Aside from researching weather conditions, wildfires were also a concern, with it being a record fire year across Canada. Portions of the route had closed intermittently, so I frequently monitored official highway conditions for the Yukon and Northwest Territories, community websites, and Facebook groups dedicated to driving the Dempster. After a final check the day before our anticipated start date, we were ready to go.
In kilometers or miles – it’s a rough road
It’s about 885 km, or 550 miles, from the official start of the Dempster Highway to the Arctic Ocean sign. Other than some short portions, the drive is slow going over gravel and shale rock. And if the road conditions don’t slow you down, the views will. The road follows the rugged peaks of the Tombstone Mountain Range almost to the Arctic Circle when the scenery shifts to expansive tundra. After crossing into the Northwest Territories, you’re nearing the end with two ferry river crossings and fuel stops in the Arctic communities.
The weather during the drive was crisp and clear in August, with the sun lingering in the sky most hours. Even above the Arctic Circle, the temperatures weren’t too cold for Grimlock, comfortable in his Stumptown™ Quilted Dog Coat. Grimlock typically refuses accessories but has welcomed this coat in his senior years. The Highlands™ Dog Sleeping Bag and Highlands™ Dog Pad are two more of Grimlock’s must-have overland items. I was able to remove the pad for him to use outside our Toyota Tacoma (aka our home-on-wheels) while I cooked, and he relaxed at our dispersed campsite. When we were ready to call it a day, I combined the pad with his sleeping bag for Grimlock to curl inside to block the nighttime sun still creeping through the truck windows.
Kayaking in the Arctic Ocean
With about a decade of kayaking adventures together, paddling with Grimlock in the Arctic Ocean became a dream goal on this trip. I connected with the owner of Arctic Ocean Canoe & Qayak in Tuktoyaktuk, Northwest Territories, to ensure dogs were allowed and rentals would still be available at that point in the season.

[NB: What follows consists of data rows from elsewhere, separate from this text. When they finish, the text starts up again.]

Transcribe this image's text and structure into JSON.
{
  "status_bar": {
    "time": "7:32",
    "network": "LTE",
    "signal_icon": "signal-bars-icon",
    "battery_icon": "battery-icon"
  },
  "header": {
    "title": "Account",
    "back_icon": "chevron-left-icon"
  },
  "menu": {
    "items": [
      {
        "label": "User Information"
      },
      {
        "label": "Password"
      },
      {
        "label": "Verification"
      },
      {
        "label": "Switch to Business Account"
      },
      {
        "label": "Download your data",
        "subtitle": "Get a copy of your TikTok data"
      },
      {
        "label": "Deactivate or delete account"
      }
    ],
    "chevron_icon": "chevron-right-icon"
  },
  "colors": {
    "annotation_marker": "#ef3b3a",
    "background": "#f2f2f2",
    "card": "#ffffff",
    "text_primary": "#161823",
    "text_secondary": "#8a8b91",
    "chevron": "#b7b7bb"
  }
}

Once we arrived, I unpacked our usual gear, including a small dry bag of treats, Grimlock’s Float Coat™ Dog Life Jacket and The Beacon™ Dog Safety Light. We hit the water at 8 p.m. with the sun slowly making its way to a midnight sunset. The weather was my main concern as a storm was set to move in that evening. But to my relief, it merely drizzled on our way back to the inlet from the calm open ocean.

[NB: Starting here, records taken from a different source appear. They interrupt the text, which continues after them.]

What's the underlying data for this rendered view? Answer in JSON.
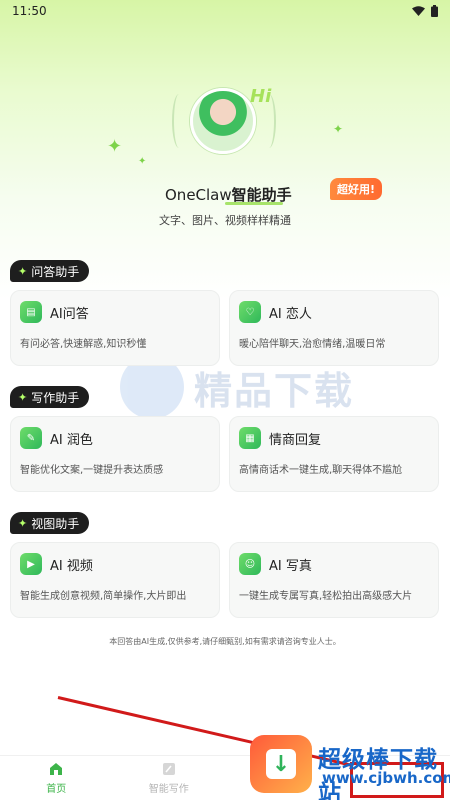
{
  "status_bar": {
    "time": "11:50"
  },
  "hero": {
    "greeting": "Hi",
    "title_prefix": "OneClaw",
    "title_suffix": "智能助手",
    "badge": "超好用!",
    "subtitle": "文字、图片、视频样样精通"
  },
  "sections": [
    {
      "tag": "问答助手",
      "cards": [
        {
          "title": "AI问答",
          "desc": "有问必答,快速解惑,知识秒懂",
          "icon": "chat-icon"
        },
        {
          "title": "AI 恋人",
          "desc": "暖心陪伴聊天,治愈情绪,温暖日常",
          "icon": "lover-icon"
        }
      ]
    },
    {
      "tag": "写作助手",
      "cards": [
        {
          "title": "AI 润色",
          "desc": "智能优化文案,一键提升表达质感",
          "icon": "pen-icon"
        },
        {
          "title": "情商回复",
          "desc": "高情商话术一键生成,聊天得体不尴尬",
          "icon": "reply-icon"
        }
      ]
    },
    {
      "tag": "视图助手",
      "cards": [
        {
          "title": "AI 视频",
          "desc": "智能生成创意视频,简单操作,大片即出",
          "icon": "video-icon"
        },
        {
          "title": "AI 写真",
          "desc": "一键生成专属写真,轻松拍出高级感大片",
          "icon": "portrait-icon"
        }
      ]
    }
  ],
  "disclaimer": "本回答由AI生成,仅供参考,请仔细甄别,如有需求请咨询专业人士。",
  "bottom_nav": [
    {
      "label": "首页",
      "icon": "home-icon",
      "active": true
    },
    {
      "label": "智能写作",
      "icon": "write-icon",
      "active": false
    },
    {
      "label": "",
      "icon": "",
      "active": false
    },
    {
      "label": "",
      "icon": "",
      "active": false
    }
  ],
  "watermark": {
    "text": "精品下载"
  },
  "promo": {
    "name": "超级棒下载站",
    "url": "www.cjbwh.com"
  },
  "colors": {
    "accent": "#3db44a",
    "badge": "#ff7a35",
    "tag_bg": "#1e1e1e",
    "annotation_red": "#d11a1a"
  }
}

In addition to safety while paddling, I made sure to pack extra towels to help dry Grimlock as quickly as possible given the water temperature and evening chill. We ended the night camped inside our Tacoma with an oceanfront view. After successfully sniffing out some fish skins along the shore, Grimlock curled up warmly in his Highlands™ Dog Sleeping Bag. His reddish fur smelling of sea salt, we fell asleep to the sounds of the third ocean that we kayaked together, completing the main goal of our Arctic adventure.
Commemorate your trip
A fun surprise while driving the Dempster Highway was discovering the free commemorative certificates at various centers along the way. The staff joyfully included both our names as we collected these “Arctic explorer” souvenirs. We found our four at the following locations:
- Tuktoyaktuk Visitor Information Center, Northwest Territories: driving the highway from Inuvik to the Arctic Ocean; dipping a toe (or paw!) in the Arctic Ocean
- Inuvik Town Office, Northwest Territories: Arctic Circle Certificate of Passage
- NWT Dempster Highway Visitor Centre, Dawson City, Yukon: driving the Dempster Highway
Bonus tip: You can get your certificates laminated for a toonie ($2CAD) each at The Downtown hotel in Dawson City, which also has pet-friendly rooms.

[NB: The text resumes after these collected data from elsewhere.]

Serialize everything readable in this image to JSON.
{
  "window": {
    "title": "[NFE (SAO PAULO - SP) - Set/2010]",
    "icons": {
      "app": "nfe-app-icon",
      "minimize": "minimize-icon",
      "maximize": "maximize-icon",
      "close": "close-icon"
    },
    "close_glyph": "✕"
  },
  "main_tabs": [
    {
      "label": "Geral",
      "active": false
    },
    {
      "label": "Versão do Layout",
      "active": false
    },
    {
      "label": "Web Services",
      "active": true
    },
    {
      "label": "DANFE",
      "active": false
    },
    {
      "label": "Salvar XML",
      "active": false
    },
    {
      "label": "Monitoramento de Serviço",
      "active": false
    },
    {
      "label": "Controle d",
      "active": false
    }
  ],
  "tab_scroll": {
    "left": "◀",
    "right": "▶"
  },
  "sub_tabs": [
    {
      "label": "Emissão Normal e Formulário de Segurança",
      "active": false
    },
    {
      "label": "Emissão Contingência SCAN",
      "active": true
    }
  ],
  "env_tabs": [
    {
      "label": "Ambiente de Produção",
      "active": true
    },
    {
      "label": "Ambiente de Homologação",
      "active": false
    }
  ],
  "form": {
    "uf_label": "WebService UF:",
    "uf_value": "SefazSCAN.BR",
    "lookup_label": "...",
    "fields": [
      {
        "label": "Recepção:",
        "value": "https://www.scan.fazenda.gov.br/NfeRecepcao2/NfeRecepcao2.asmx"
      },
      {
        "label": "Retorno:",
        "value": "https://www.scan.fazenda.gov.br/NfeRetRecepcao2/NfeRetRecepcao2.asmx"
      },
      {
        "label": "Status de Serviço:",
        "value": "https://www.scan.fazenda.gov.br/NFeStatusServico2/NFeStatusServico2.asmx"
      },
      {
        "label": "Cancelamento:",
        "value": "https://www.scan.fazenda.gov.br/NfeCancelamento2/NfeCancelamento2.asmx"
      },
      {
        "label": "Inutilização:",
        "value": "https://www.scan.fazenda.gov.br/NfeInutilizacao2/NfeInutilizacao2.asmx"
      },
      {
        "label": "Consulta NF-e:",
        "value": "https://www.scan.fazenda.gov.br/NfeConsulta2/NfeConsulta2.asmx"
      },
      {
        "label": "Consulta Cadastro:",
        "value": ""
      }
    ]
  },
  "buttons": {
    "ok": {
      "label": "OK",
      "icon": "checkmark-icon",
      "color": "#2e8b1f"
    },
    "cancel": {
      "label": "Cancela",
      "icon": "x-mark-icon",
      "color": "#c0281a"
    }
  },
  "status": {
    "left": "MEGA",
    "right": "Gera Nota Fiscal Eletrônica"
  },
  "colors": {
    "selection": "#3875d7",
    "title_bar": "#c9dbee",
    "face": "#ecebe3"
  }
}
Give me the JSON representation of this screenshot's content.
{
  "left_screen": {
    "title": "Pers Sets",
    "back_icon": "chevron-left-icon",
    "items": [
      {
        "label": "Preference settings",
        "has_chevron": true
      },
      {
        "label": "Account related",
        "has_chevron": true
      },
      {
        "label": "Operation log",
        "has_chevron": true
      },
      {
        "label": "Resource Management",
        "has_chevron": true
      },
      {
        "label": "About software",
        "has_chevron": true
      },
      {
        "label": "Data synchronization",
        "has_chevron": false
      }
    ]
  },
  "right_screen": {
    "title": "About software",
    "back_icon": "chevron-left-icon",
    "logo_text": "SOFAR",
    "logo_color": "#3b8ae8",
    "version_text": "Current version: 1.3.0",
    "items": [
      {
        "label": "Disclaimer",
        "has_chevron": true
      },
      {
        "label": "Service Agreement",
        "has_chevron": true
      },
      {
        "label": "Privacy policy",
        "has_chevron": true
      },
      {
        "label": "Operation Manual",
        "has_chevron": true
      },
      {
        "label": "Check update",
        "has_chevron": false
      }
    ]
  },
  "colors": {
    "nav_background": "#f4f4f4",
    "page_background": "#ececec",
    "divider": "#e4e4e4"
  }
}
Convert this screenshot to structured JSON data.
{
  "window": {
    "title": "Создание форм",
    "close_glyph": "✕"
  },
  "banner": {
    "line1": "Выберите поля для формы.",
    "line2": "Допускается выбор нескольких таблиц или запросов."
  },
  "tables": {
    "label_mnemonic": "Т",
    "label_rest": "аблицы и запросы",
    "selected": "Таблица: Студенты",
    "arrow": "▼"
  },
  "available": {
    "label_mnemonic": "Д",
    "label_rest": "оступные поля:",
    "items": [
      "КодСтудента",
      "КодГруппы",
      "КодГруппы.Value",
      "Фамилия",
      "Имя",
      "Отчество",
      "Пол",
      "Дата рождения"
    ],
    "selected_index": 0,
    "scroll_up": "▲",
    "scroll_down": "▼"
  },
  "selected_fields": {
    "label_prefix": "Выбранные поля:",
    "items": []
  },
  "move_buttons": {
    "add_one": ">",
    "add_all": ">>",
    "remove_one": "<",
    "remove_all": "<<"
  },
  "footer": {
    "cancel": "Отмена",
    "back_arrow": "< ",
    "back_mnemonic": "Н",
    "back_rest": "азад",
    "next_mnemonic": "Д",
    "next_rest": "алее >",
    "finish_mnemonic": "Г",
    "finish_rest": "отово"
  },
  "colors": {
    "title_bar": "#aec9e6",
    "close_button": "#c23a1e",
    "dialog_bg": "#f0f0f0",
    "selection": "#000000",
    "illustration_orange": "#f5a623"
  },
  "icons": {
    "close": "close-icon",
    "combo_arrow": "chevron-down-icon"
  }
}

By the end of our Dempster Highway trip, Grimlock and I logged 1,240 miles in the Yukon and Northwest Territories, crossed the Arctic Circle again, and paddled in a third ocean together. After that, we headed to the southern half of the U.S. for winter to try to find some warmer water. Following the Spring thaw next year, we’ll be on our way back to Canada for more kayaking adventures and our first time exploring the Maritimes.